Ensuite, ce refus d’une partie de la Société civile de créer cet organe interlocuteur de l’Etat : « La société civile est plus efficace lorsqu’elle est plurielle. Compte tenu de leurs divers secteurs d’interventions (lutte contre le Sida, la pauvreté, pour les droits humains, …), les organisations de la société civile ne sauraient se faire représenter par une seule structure », argumentait Pacifique Nininahazwe, jurant par tous les dieux que nulle part au monde une société civile n’est unique de part sa composition : « Que ceux qui veulent être représentés via ce cadre, ne comptent pas sur le Forsc », avait-il averti.

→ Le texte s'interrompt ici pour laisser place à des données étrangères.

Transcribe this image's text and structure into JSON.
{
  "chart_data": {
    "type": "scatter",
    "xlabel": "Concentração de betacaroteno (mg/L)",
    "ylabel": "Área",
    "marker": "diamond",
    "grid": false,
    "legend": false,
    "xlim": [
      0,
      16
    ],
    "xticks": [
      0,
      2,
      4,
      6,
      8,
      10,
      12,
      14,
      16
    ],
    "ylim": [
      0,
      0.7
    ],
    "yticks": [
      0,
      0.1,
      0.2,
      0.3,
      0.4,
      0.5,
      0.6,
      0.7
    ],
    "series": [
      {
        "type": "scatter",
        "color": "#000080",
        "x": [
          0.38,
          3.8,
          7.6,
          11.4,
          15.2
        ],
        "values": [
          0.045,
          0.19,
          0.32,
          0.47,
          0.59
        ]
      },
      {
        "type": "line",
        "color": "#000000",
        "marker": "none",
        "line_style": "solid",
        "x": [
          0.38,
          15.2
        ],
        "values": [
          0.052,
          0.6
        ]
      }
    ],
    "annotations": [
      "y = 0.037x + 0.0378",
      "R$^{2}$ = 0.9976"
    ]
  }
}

Et puis, cette tumultueuse fin des travaux : « Je ne sais pas pourquoi les gens sont si inquiets et agités », se demande un responsable d’une organisation, en voyant des groupes se former à l’extérieur de la salle, pendant que le rapporteur dresse une sorte de bilan des assises. Il aura fallu attendre que le ministre les déclare closes pour se rendre compte que des manœuvres politiciennes allaient torpiller la mise en place du Cadre de concertation. Certains voulant quelqu’un du Forsc à sa tête, d’autres un leader issu d’une autre coalition.

Organisés sous le thème : « la société civile burundaise pour une participation citoyenne responsable », ces assises n’auront permis aux participants d’être des citoyens responsables qu’à travers la déclaration de Gitega, évoquant quelques engagements des organisations de la société civile. Une déclaration approuvée par quelques signatures pressées de faire la queue pour les per diem devant le guichet de la BCB, déplacé pour la circonstance dans les enceintes du Grand séminaire Jean Paul II.